Go Back
+ servings
Easy Chorizo Paella

Easy Chorizo Paella Recipe: A Taste of Spain

Print Recipe
Try our Easy Chorizo Paella and enjoy the flavors of Spain! This recipe simplifies the classic dish, combining the smoky taste of homemade chorizo with a mix of spices, vegetables, and rice. Perfect for family meals or gatherings, this one-pan dish will bring a touch of Spain to your table.
Course Main Course
Cuisine Spanish
Keyword Chorizo Paella, easy recipe, Mexican Chorizo, Spanish Cuisine
Prep Time 20 minutes
Cook Time 40 minutes
Total Time 1 hour
Servings 6 people
Calories 500
Cost 40

Equipment

  • 1 cast iron skillet

Ingredients

  • 1 lb ground pork
  • 1 large onion chopped
  • 5 garlic cloves minced
  • 3 cups sweet mini bell peppers sliced
  • 1 pinch saffron
  • 3 cups bomba rice
  • 3.5 tablespoons smoked paprika 1.5 tbsp for chorizo, 2 tbsp for paella
  • 4 cups chicken stock
  • 1 cup white wine

Instructions

  • Gather All Ingredients: Before you start, make sure to gather and prepare all your ingredients for a smooth and enjoyable cooking experience.
    Ingredients for Easy Chorizo Paella
  • Make the Homemade Chorizo: Combine the ground pork with 1.5 tablespoons of smoked paprika, minced garlic, olive oil, salt, and pepper. Mix well until everything is evenly combined, then set it aside to allow the flavors to meld.
    Create the chorizo for Easy Chorizo Paella
  • Soak the Saffron Threads: Soak the saffron threads in 4 tablespoons of warm water for a few minutes to release their color and aroma.
  • Sauté the Onion and Garlic: Heat olive oil in a large paella pan or cast iron skillet over medium heat.

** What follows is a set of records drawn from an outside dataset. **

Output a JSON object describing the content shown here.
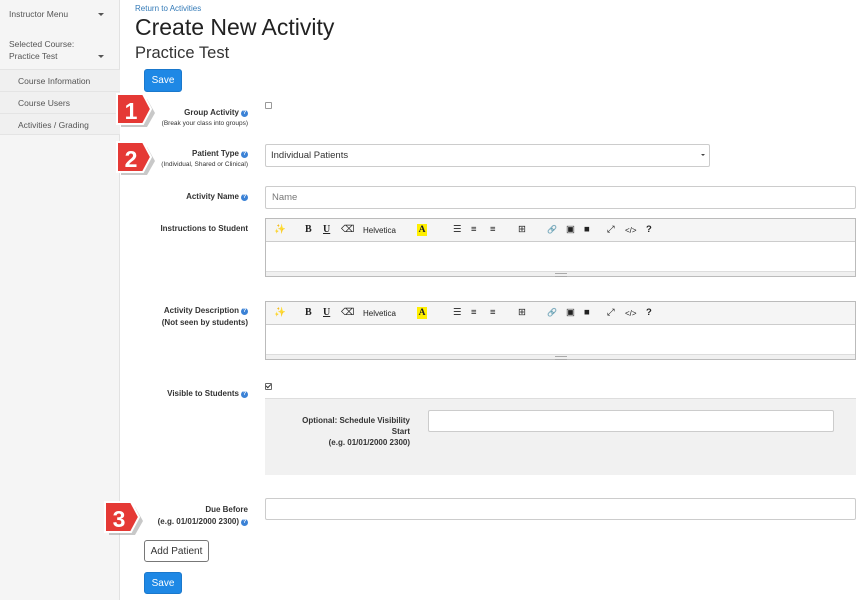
{
  "sidebar": {
    "instructor_menu": "Instructor Menu",
    "selected_course_label": "Selected Course:",
    "selected_course_name": "Practice Test",
    "items": [
      {
        "label": "Course Information"
      },
      {
        "label": "Course Users"
      },
      {
        "label": "Activities / Grading"
      }
    ]
  },
  "header": {
    "return_link": "Return to Activities",
    "title": "Create New Activity",
    "course": "Practice Test",
    "save_label": "Save"
  },
  "form": {
    "group_activity": {
      "label": "Group Activity",
      "sub": "(Break your class into groups)",
      "checked": false
    },
    "patient_type": {
      "label": "Patient Type",
      "sub": "(Individual, Shared or Clinical)",
      "value": "Individual Patients"
    },
    "activity_name": {
      "label": "Activity Name",
      "placeholder": "Name",
      "value": ""
    },
    "instructions": {
      "label": "Instructions to Student"
    },
    "description": {
      "label": "Activity Description",
      "sub": "(Not seen by students)"
    },
    "visible": {
      "label": "Visible to Students",
      "checked": true
    },
    "schedule": {
      "label_line1": "Optional: Schedule Visibility",
      "label_line2": "Start",
      "label_line3": "(e.g. 01/01/2000 2300)",
      "value": ""
    },
    "due_before": {
      "label": "Due Before",
      "sub": "(e.g. 01/01/2000 2300)",
      "value": ""
    },
    "add_patient_label": "Add Patient",
    "save_label": "Save"
  },
  "toolbar": {
    "magic": "✨",
    "bold": "B",
    "underline": "U",
    "eraser": "⌫",
    "font": "Helvetica",
    "highlight": "A",
    "ul": "☰",
    "ol": "≡",
    "align": "≡",
    "table": "⊞",
    "link": "🔗",
    "image": "▣",
    "video": "■",
    "fullscreen": "⤢",
    "code": "</>",
    "help": "?"
  },
  "callouts": [
    "1",
    "2",
    "3"
  ],
  "colors": {
    "primary": "#1e88e5",
    "callout": "#e53935",
    "help": "#3b82d6"
  }
}
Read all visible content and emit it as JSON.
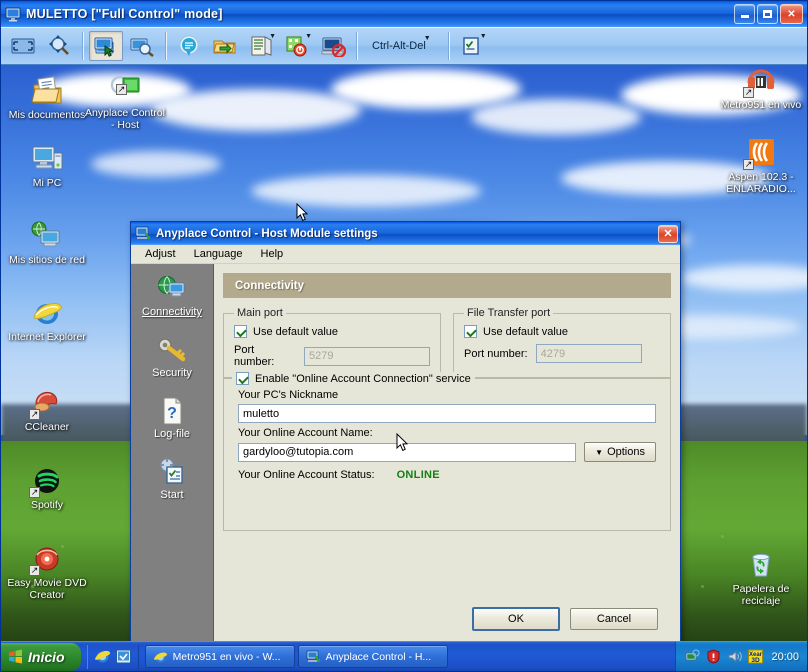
{
  "app_window": {
    "title": "MULETTO [\"Full Control\" mode]",
    "icon": "monitor-icon",
    "window_buttons": {
      "minimize_label": "_",
      "maximize_label": "□",
      "close_label": "✕"
    },
    "toolbar": {
      "items": [
        {
          "name": "fullscreen-icon",
          "label": "",
          "type": "icon",
          "pressed": false
        },
        {
          "name": "zoom-icon",
          "label": "",
          "type": "icon",
          "pressed": false
        },
        {
          "name": "full-control-mode-icon",
          "label": "",
          "type": "icon",
          "pressed": true
        },
        {
          "name": "view-only-mode-icon",
          "label": "",
          "type": "icon",
          "pressed": false
        },
        {
          "name": "chat-icon",
          "label": "",
          "type": "icon",
          "pressed": false
        },
        {
          "name": "file-transfer-icon",
          "label": "",
          "type": "icon",
          "pressed": false
        },
        {
          "name": "clipboard-icon",
          "label": "",
          "type": "icon",
          "pressed": false,
          "has_dropdown": true
        },
        {
          "name": "power-options-icon",
          "label": "",
          "type": "icon",
          "pressed": false,
          "has_dropdown": true
        },
        {
          "name": "blank-monitor-icon",
          "label": "",
          "type": "icon",
          "pressed": false
        },
        {
          "name": "ctrl-alt-del-button",
          "label": "Ctrl-Alt-Del",
          "type": "text",
          "has_dropdown": true
        },
        {
          "name": "task-list-icon",
          "label": "",
          "type": "icon",
          "pressed": false,
          "has_dropdown": true
        }
      ]
    }
  },
  "desktop": {
    "icons_left": [
      {
        "name": "mis-documentos",
        "label": "Mis documentos",
        "icon": "documents-folder-icon",
        "shortcut": false
      },
      {
        "name": "anyplace-control-host",
        "label": "Anyplace Control - Host",
        "icon": "anyplace-host-icon",
        "shortcut": true
      },
      {
        "name": "mi-pc",
        "label": "Mi PC",
        "icon": "computer-icon",
        "shortcut": false
      },
      {
        "name": "mis-sitios-de-red",
        "label": "Mis sitios de red",
        "icon": "network-places-icon",
        "shortcut": false
      },
      {
        "name": "internet-explorer",
        "label": "Internet Explorer",
        "icon": "internet-explorer-icon",
        "shortcut": false
      },
      {
        "name": "ccleaner",
        "label": "CCleaner",
        "icon": "ccleaner-icon",
        "shortcut": true
      },
      {
        "name": "spotify",
        "label": "Spotify",
        "icon": "spotify-icon",
        "shortcut": true
      },
      {
        "name": "easy-movie-dvd-creator",
        "label": "Easy Movie DVD Creator",
        "icon": "dvd-creator-icon",
        "shortcut": true
      }
    ],
    "icons_right": [
      {
        "name": "metro951",
        "label": "Metro951 en vivo",
        "icon": "radio-icon",
        "shortcut": true
      },
      {
        "name": "aspen",
        "label": "Aspen 102.3 - ENLARADIO...",
        "icon": "radio-orange-icon",
        "shortcut": true
      },
      {
        "name": "papelera",
        "label": "Papelera de reciclaje",
        "icon": "recycle-bin-icon",
        "shortcut": false
      }
    ]
  },
  "dialog": {
    "title": "Anyplace Control - Host Module settings",
    "icon": "anyplace-settings-icon",
    "close_label": "✕",
    "menubar": [
      "Adjust",
      "Language",
      "Help"
    ],
    "sidebar": [
      {
        "name": "connectivity",
        "label": "Connectivity",
        "icon": "globe-network-icon",
        "active": true
      },
      {
        "name": "security",
        "label": "Security",
        "icon": "key-icon",
        "active": false
      },
      {
        "name": "log-file",
        "label": "Log-file",
        "icon": "question-document-icon",
        "active": false
      },
      {
        "name": "start",
        "label": "Start",
        "icon": "startup-checklist-icon",
        "active": false
      }
    ],
    "section_title": "Connectivity",
    "main_port": {
      "legend": "Main port",
      "use_default_label": "Use default value",
      "use_default_checked": true,
      "port_label": "Port number:",
      "port_value": "5279",
      "port_disabled": true
    },
    "file_transfer_port": {
      "legend": "File Transfer port",
      "use_default_label": "Use default value",
      "use_default_checked": true,
      "port_label": "Port number:",
      "port_value": "4279",
      "port_disabled": true
    },
    "online_account": {
      "enable_label": "Enable \"Online Account Connection\" service",
      "enable_checked": true,
      "nickname_label": "Your PC's Nickname",
      "nickname_value": "muletto",
      "account_label": "Your Online Account Name:",
      "account_value": "gardyloo@tutopia.com",
      "options_button": "Options",
      "status_label": "Your Online Account Status:",
      "status_value": "ONLINE",
      "status_color": "#138013"
    },
    "ok_label": "OK",
    "cancel_label": "Cancel"
  },
  "taskbar": {
    "start_label": "Inicio",
    "quick_launch": [
      {
        "name": "quicklaunch-internet-explorer",
        "icon": "internet-explorer-icon"
      },
      {
        "name": "quicklaunch-show-desktop",
        "icon": "show-desktop-icon"
      }
    ],
    "tasks": [
      {
        "name": "task-metro951",
        "label": "Metro951 en vivo - W...",
        "icon": "internet-explorer-icon",
        "active": false
      },
      {
        "name": "task-anyplace",
        "label": "Anyplace Control - H...",
        "icon": "anyplace-settings-icon",
        "active": true
      }
    ],
    "tray_icons": [
      {
        "name": "network-tray-icon"
      },
      {
        "name": "antivirus-shield-tray-icon"
      },
      {
        "name": "volume-tray-icon"
      },
      {
        "name": "xear3d-tray-icon"
      }
    ],
    "clock": "20:00"
  },
  "theme": {
    "titlebar_blue": "#0a4fc4",
    "toolbar_blue": "#9fc9f3",
    "dialog_bg": "#e6e6d8",
    "sidebar_gray": "#808080",
    "section_header": "#b3a98c",
    "online_green": "#138013",
    "start_green": "#2f8a2f",
    "taskbar_blue": "#1f5ad6"
  }
}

Add the chopped onion and cook for 3–4 minutes, or until it softens. Stir in the smoked paprika, then season with salt and pepper. Cook for another minute.
    Cook onions for Easy Chorizo Paella
  • Cook the Chorizo: Add the chorizo mixture to the pan. Break it into small pieces with a wooden spoon and cook for 6–8 minutes, or until browned. The spices will release their flavors and oils, creating a rich base. Finally, add the minced garlic and stir well.
    Cook Chorizo for Easy Chorizo Paella
  • Add the Vegetables: Add the sliced mini bell peppers to the pan. Cook for 3-4 minutes until they start to soften.
    Add mini peppers for Easy Chorizo Paella
  • Deglaze with White Wine: Pour in the white wine and scrape any browned bits from the bottom of the pan. Let it simmer for about 5 minutes to reduce.
    Add wine for Easy Chorizo Paella
  • Add the Rice: Stir in the bomba rice, ensuring it is fully coated in the mixture. Let the rice toast for 1-2 minutes to enhance its flavor.
    Add rice for Easy Chorizo Paella
  • Add the Stock: Pour the chicken stock over the rice and chorizo, then add the saffron and its soaking water. Spread everything evenly in the pan and season with salt and pepper if needed. Avoid stirring the rice from this point onward to allow the socarrat to form.
    Add chicken broth for Easy Chorizo Paella
  • Simmer the Paella: Bring the mixture to a boil, then reduce the heat to low. Cover the pan and let it simmer for about 15 minutes, or until the liquid is absorbed and the rice becomes tender. Remove the lid, increase the heat to medium, and cook uncovered for an additional 3 minutes.
    Cook with lid on for Easy Chorizo Paella
  • Let It Rest and Serve: Remove the pan from the heat and let the paella rest for 5 minutes. Garnish with parsley or lemon wedges for added flavor. Serve straight from the pan for an authentic experience.
    Time to Serve Easy Chorizo Paella

Video

Notes

  • Choose the Right Rice: Bomba rice works best for paella as it absorbs liquid without becoming mushy.
  • Avoid Stirring After Adding Stock: This helps the rice cook evenly and forms the crispy socarrat at the bottom.
  • Use Fresh Ingredients: High-quality saffron, fresh vegetables, and good wine will elevate the dish.